In order to perform a supervised machine learning such as SVM, we need to provide features and corresponding classifications. Feature extraction is important in machine learning, and we use HoG feature descriptor on images. HoG divides images into subsections (cells), similar to SIFT (scale-invariant feature transform descriptor), and counts gradient orientation occurrences in each cell. Then, overlapping local contrast normalization is applied. HoG was popular for object detection before ConvNets became a thing... (LOL). In this project, CalTech Web Face and SUN scene database were used to build positive (value = 1) face samples, and negative (value = -1) scene samples. All face samples were 32x32 grayscaled images, but scene samples had varying sizes. Therefore, multiple random patches of scene samples were used to train the SVM model. A linear SVM model was chosen (from VLFeat library), as research have shown SVM to perform well with HoG feature descriptor.
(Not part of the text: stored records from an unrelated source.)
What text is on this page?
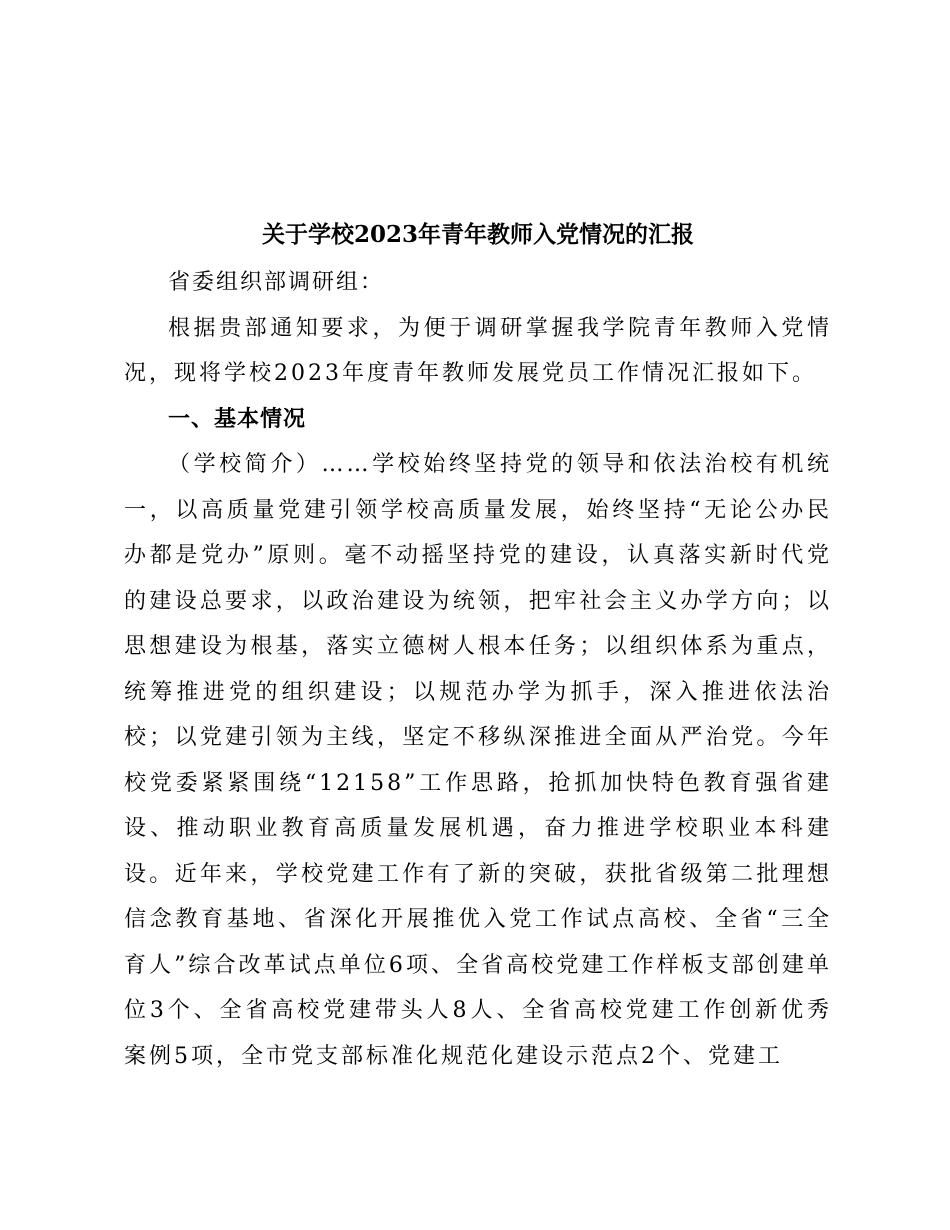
关于学校2023年青年教师入党情况的汇报

省委组织部调研组：

根据贵部通知要求，为便于调研掌握我学院青年教师入党情况，现将学校2023年度青年教师发展党员工作情况汇报如下。

一、基本情况

（学校简介）……学校始终坚持党的领导和依法治校有机统一，以高质量党建引领学校高质量发展，始终坚持“无论公办民办都是党办”原则。毫不动摇坚持党的建设，认真落实新时代党的建设总要求，以政治建设为统领，把牢社会主义办学方向；以思想建设为根基，落实立德树人根本任务；以组织体系为重点，统筹推进党的组织建设；以规范办学为抓手，深入推进依法治校；以党建引领为主线，坚定不移纵深推进全面从严治党。今年校党委紧紧围绕“12158”工作思路，抢抓加快特色教育强省建设、推动职业教育高质量发展机遇，奋力推进学校职业本科建设。近年来，学校党建工作有了新的突破，获批省级第二批理想信念教育基地、省深化开展推优入党工作试点高校、全省“三全育人”综合改革试点单位6项、全省高校党建工作样板支部创建单位3个、全省高校党建带头人8人、全省高校党建工作创新优秀案例5项，全市党支部标准化规范化建设示范点2个、党建工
I initialized parameters as follows:
num_negative_examples = 10000; % Number of random scene examples
LAMBDA = 1e-5; % SVM parameter
scales = [1, .89, .55, .34, .21, .13, .08, .05]; % Scales used in run_detector.m
MIN_CONF = 0; % Minimum value required from SVM testing to be recognized as a face
feature_params = struct('template_size', 36, 'hog_cell_size', 6); % HoG template and cell sizes used
In addition to CalTech Web Face database, I also added 11765 face examples. These face examples from LFW dataset were grayscaled and resized to 32x32. You can see this saved on my website: https://fluf.me/cv/additional_faces/ Warning: It may freeze your browser for a minute since it's loading 11765 files.
The first row shows faces from LFW and bottom row with CalTech Web Face. The difference is easy to tell. LFW dataset does not only include faces, but also cover shoulders and background. Not surprisingly, average precision dropped by 17.1%, on average, when LFW dataset was combined with CalTech Web Face dataset. I decided to only use CalTech Web Face. It likely would have performed better if LFW images were additionally cropped to just keep faces.
In get_random_negative_features.m
, for each image scene, I chose additional number of samples based on number of negative examples and scenes. I was told that increasing number of negative examples should increase precision performance. However, mine appeared to perform worse. This may be due to class imbalance as SVMs are known to perform poorly on unbalanced dataset. Since random patches are selected, I ran four iterations per configuration.
Linear SVM's lambda is a regularization parameter that controls the bias or the amount of overfitting to the training examples. I have tried multiple values of lambda, and results are shown below.
Whenever a testing sample is fed into our SVM equation, we get a (classification) value. I set the face class value as 1, and scene with -1. I varied the cutoff value for face classification to see any improvements in precision. After this filtering process, we also perform non-maximum suppression per image to retrieve the most confident range while removing multiple detections at same locations due to scaling.
Greatest precision improvement came with varying HoG pixel cell size. As we decrease cell size, theoretically, we should capture more information at the cost of runtime.